Trisha could only bite her lower lip. The only thing she'd ever wanted to be was to be like Emily Beale. She was the most amazing woman Trisha had ever met. They'd fought side by side through the 101st together. Both of them had done Green Platoon, the first two women to survive it and come out the other side of that brutal month-long test. No way Trisha could have pulled that off if she weren't trying to live up to Beale's standard.

“Shit!” Maloney cursed once more. “I had no idea this would be so hard to do. Emily always made it look so simple.” Then the Chief Warrant squared her shoulders, and Trisha shifted into a stance at full attention in response, even though her shirttail still hung out.

“Lieutenant O'Malley. I'm hereby ordering you off this ship for a week of paid leave. Transport will be provided immediately. After a week, you may choose to return to this ship, or return to the 101st Airborne Division with the highest of recommendations. The choice will be yours. Dismissed.”

Trisha saluted sharply. She didn't know what else to do. Unable to release it, even after Maloney's answering salute, she remained there until long after Maloney had walked away into the shadows.

She finally was able to drop the salute, and then a bit later found she could still walk upright off the hangar deck, though her world had crashed down around her. Trisha returned to her cabin to pack her duffel. She found Dennis standing there waiting for her.

“You my ride?” She managed to say it without her voice cracking.

He nodded reluctantly.

“And my escort?”

His shrug was even more uncomfortable.

“Glad it's you,” she managed before she turned to pack so that she wouldn't have to see whatever his next pained physical response might be. It only took her a minute or two, then they trooped up to his bird.

She didn't touch the flight controls, felt she didn't have the right to. Nor did they speak most of the way to the aircraft carrier. From there she could catch the next C-2A headed…who knew where.

She sure as hell wasn't going home to Mommy and Daddy in Boston. Somehow going to her apartment at Fort Lewis, Washington, the home of the Night Stalkers' Fifth Battalion, didn't sound very cozy at the moment. Hell, she'd only been there long enough after training to drop off a couple boxes of belongings and climb aboard a transport to the Gulf. She hadn't even looked in the bedroom to see if the place came with sheets.

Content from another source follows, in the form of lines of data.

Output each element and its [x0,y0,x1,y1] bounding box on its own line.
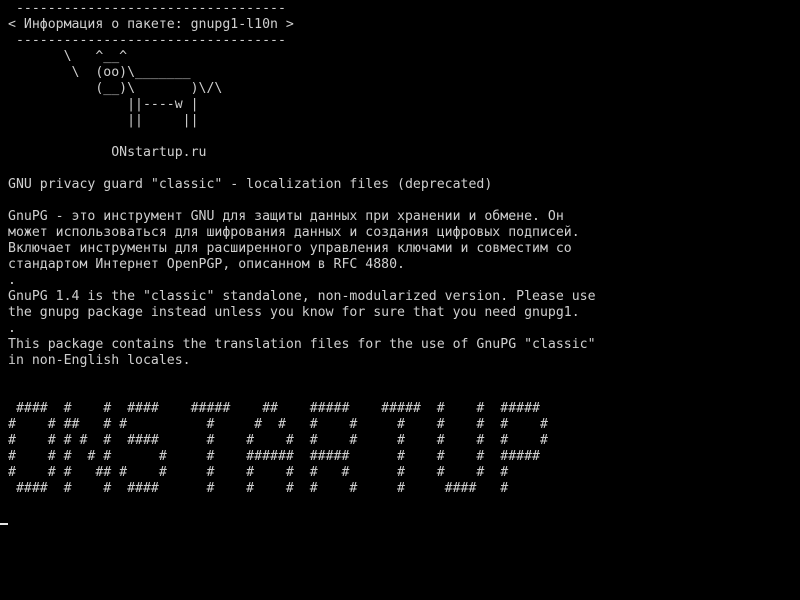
terminal-line: . [8,273,16,288]
terminal-line: GnuPG - это инструмент GNU для защиты да… [8,209,564,224]
terminal-line: ---------------------------------- [8,33,286,48]
terminal-line: in non-English locales. [8,353,191,368]
terminal-line: GNU privacy guard "classic" - localizati… [8,177,493,192]
terminal-line: the gnupg package instead unless you kno… [8,305,580,320]
banner-line: # # # # # #### # # # # # # # # # # [8,433,548,448]
terminal-line: может использоваться для шифрования данн… [8,225,580,240]
terminal-line: \ (oo)\_______ [8,65,191,80]
banner-line: #### # # #### # # # # # # #### # [8,481,509,496]
banner-line: # # # # # # # ###### ##### # # # ##### [8,449,540,464]
terminal-line: This package contains the translation fi… [8,337,596,352]
text-cursor [0,523,8,525]
terminal-line: || || [8,113,199,128]
terminal-line: < Информация о пакете: gnupg1-l10n > [8,17,294,32]
terminal-line: . [8,321,16,336]
banner-line: #### # # #### ##### ## ##### ##### # # #… [8,401,540,416]
terminal-line: \ ^__^ [8,49,128,64]
terminal-screen[interactable]: ---------------------------------- < Инф… [0,0,800,600]
terminal-line: ---------------------------------- [8,1,286,16]
banner-line: # # # ## # # # # # # # # # # # [8,465,509,480]
terminal-line: стандартом Интернет OpenPGP, описанном в… [8,257,405,272]
terminal-line: Включает инструменты для расширенного уп… [8,241,572,256]
terminal-line: ||----w | [8,97,199,112]
terminal-line: ONstartup.ru [8,145,207,160]
terminal-line: (__)\ )\/\ [8,81,223,96]
terminal-line: GnuPG 1.4 is the "classic" standalone, n… [8,289,596,304]
banner-line: # # ## # # # # # # # # # # # # [8,417,548,432]
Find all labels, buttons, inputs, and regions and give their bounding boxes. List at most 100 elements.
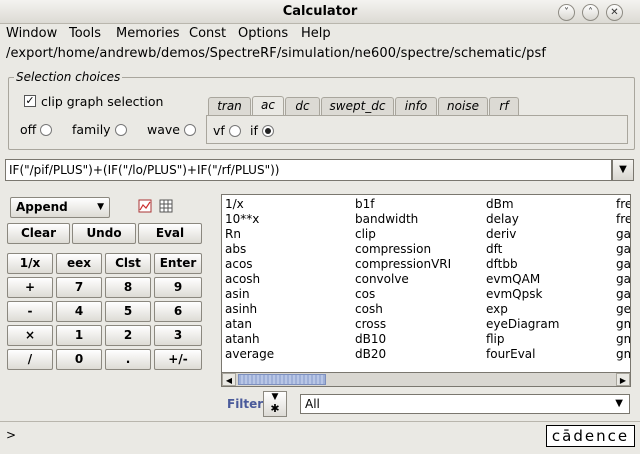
list-item[interactable]: ga	[616, 242, 630, 257]
key-7[interactable]: 7	[56, 277, 102, 298]
list-item[interactable]: compressionVRI	[355, 257, 451, 272]
key-minus[interactable]: -	[7, 301, 53, 322]
list-item[interactable]: clip	[355, 227, 451, 242]
key-multiply[interactable]: ×	[7, 325, 53, 346]
key-8[interactable]: 8	[105, 277, 151, 298]
key-0[interactable]: 0	[56, 349, 102, 370]
radio-vf-circle[interactable]	[228, 125, 241, 137]
function-list-scrollbar[interactable]: ◀ ▶	[221, 372, 631, 387]
key-plus[interactable]: +	[7, 277, 53, 298]
tab-tran[interactable]: tran	[208, 97, 251, 115]
expression-dropdown-button[interactable]: ▼	[612, 159, 634, 181]
list-item[interactable]: acosh	[225, 272, 274, 287]
list-item[interactable]: exp	[486, 302, 559, 317]
list-item[interactable]: ga	[616, 287, 630, 302]
key-clst[interactable]: Clst	[105, 253, 151, 274]
key-negate[interactable]: +/-	[154, 349, 202, 370]
radio-family[interactable]: family	[72, 122, 127, 137]
list-item[interactable]: b1f	[355, 197, 451, 212]
list-item[interactable]: fre	[616, 212, 630, 227]
list-item[interactable]: acos	[225, 257, 274, 272]
command-prompt[interactable]: >	[6, 428, 16, 442]
radio-if[interactable]: if	[250, 123, 274, 138]
radio-off-circle[interactable]	[40, 124, 53, 136]
list-item[interactable]: flip	[486, 332, 559, 347]
table-icon[interactable]	[159, 199, 173, 213]
list-item[interactable]: fre	[616, 197, 630, 212]
list-item[interactable]: average	[225, 347, 274, 362]
clear-button[interactable]: Clear	[7, 223, 70, 244]
list-item[interactable]: gm	[616, 332, 630, 347]
filter-select[interactable]: All ▼	[300, 394, 630, 414]
list-item[interactable]: Rn	[225, 227, 274, 242]
key-decimal[interactable]: .	[105, 349, 151, 370]
list-item[interactable]: ga	[616, 227, 630, 242]
key-9[interactable]: 9	[154, 277, 202, 298]
maximize-button[interactable]: ˄	[582, 4, 599, 21]
list-item[interactable]: ga	[616, 257, 630, 272]
append-mode-select[interactable]: Append ▼	[10, 197, 110, 218]
list-item[interactable]: gm	[616, 347, 630, 362]
list-item[interactable]: 1/x	[225, 197, 274, 212]
graph-icon[interactable]	[138, 199, 152, 213]
menu-help[interactable]: Help	[301, 26, 331, 41]
tab-swept-dc[interactable]: swept_dc	[321, 97, 394, 115]
close-button[interactable]: ✕	[606, 4, 623, 21]
tab-rf[interactable]: rf	[489, 97, 519, 115]
key-3[interactable]: 3	[154, 325, 202, 346]
list-item[interactable]: cosh	[355, 302, 451, 317]
scrollbar-thumb[interactable]	[238, 374, 326, 385]
key-divide[interactable]: /	[7, 349, 53, 370]
list-item[interactable]: deriv	[486, 227, 559, 242]
menu-window[interactable]: Window	[6, 26, 57, 41]
list-item[interactable]: compression	[355, 242, 451, 257]
menu-memories[interactable]: Memories	[116, 26, 180, 41]
radio-family-circle[interactable]	[114, 124, 127, 136]
list-item[interactable]: cross	[355, 317, 451, 332]
key-eex[interactable]: eex	[56, 253, 102, 274]
radio-if-circle[interactable]	[261, 125, 274, 137]
menu-options[interactable]: Options	[238, 26, 288, 41]
list-item[interactable]: ge	[616, 302, 630, 317]
menu-const[interactable]: Const	[189, 26, 226, 41]
key-1[interactable]: 1	[56, 325, 102, 346]
list-item[interactable]: dB10	[355, 332, 451, 347]
list-item[interactable]: evmQpsk	[486, 287, 559, 302]
list-item[interactable]: convolve	[355, 272, 451, 287]
list-item[interactable]: delay	[486, 212, 559, 227]
list-item[interactable]: dft	[486, 242, 559, 257]
minimize-button[interactable]: ˅	[558, 4, 575, 21]
list-item[interactable]: fourEval	[486, 347, 559, 362]
list-item[interactable]: dB20	[355, 347, 451, 362]
scroll-left-icon[interactable]: ◀	[222, 373, 236, 386]
list-item[interactable]: asin	[225, 287, 274, 302]
tab-dc[interactable]: dc	[285, 97, 320, 115]
list-item[interactable]: cos	[355, 287, 451, 302]
radio-wave-circle[interactable]	[183, 124, 196, 136]
tab-noise[interactable]: noise	[438, 97, 488, 115]
tab-ac[interactable]: ac	[252, 96, 284, 115]
list-item[interactable]: bandwidth	[355, 212, 451, 227]
list-item[interactable]: evmQAM	[486, 272, 559, 287]
key-4[interactable]: 4	[56, 301, 102, 322]
list-item[interactable]: dBm	[486, 197, 559, 212]
eval-button[interactable]: Eval	[138, 223, 202, 244]
key-enter[interactable]: Enter	[154, 253, 202, 274]
radio-wave[interactable]: wave	[147, 122, 196, 137]
list-item[interactable]: eyeDiagram	[486, 317, 559, 332]
list-item[interactable]: dftbb	[486, 257, 559, 272]
scroll-right-icon[interactable]: ▶	[616, 373, 630, 386]
expression-field[interactable]: IF("/pif/PLUS")+(IF("/lo/PLUS")+IF("/rf/…	[5, 159, 612, 181]
undo-button[interactable]: Undo	[72, 223, 136, 244]
key-6[interactable]: 6	[154, 301, 202, 322]
key-reciprocal[interactable]: 1/x	[7, 253, 53, 274]
radio-vf[interactable]: vf	[213, 123, 241, 138]
list-item[interactable]: atanh	[225, 332, 274, 347]
radio-off[interactable]: off	[20, 122, 53, 137]
list-item[interactable]: ga	[616, 272, 630, 287]
list-item[interactable]: 10**x	[225, 212, 274, 227]
list-item[interactable]: abs	[225, 242, 274, 257]
key-2[interactable]: 2	[105, 325, 151, 346]
function-list[interactable]: 1/x 10**x Rn abs acos acosh asin asinh a…	[221, 194, 631, 387]
filter-menu-button[interactable]: ▼ ✱	[263, 391, 287, 417]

“Where the hell did Billy go?”

“Vermont.”

Trisha didn't even know she'd spoken aloud. Of course Dennis would know. He was the one who'd carried Billy off the
Peleliu.

“What was so damned important in Vermont?” That he had to leave without talking to her or anything.

“His mom died and he went back to Richmond, Vermont, to bury her.”

“Oh.” She was such an idiot.

God, no wonder he hadn't waved back.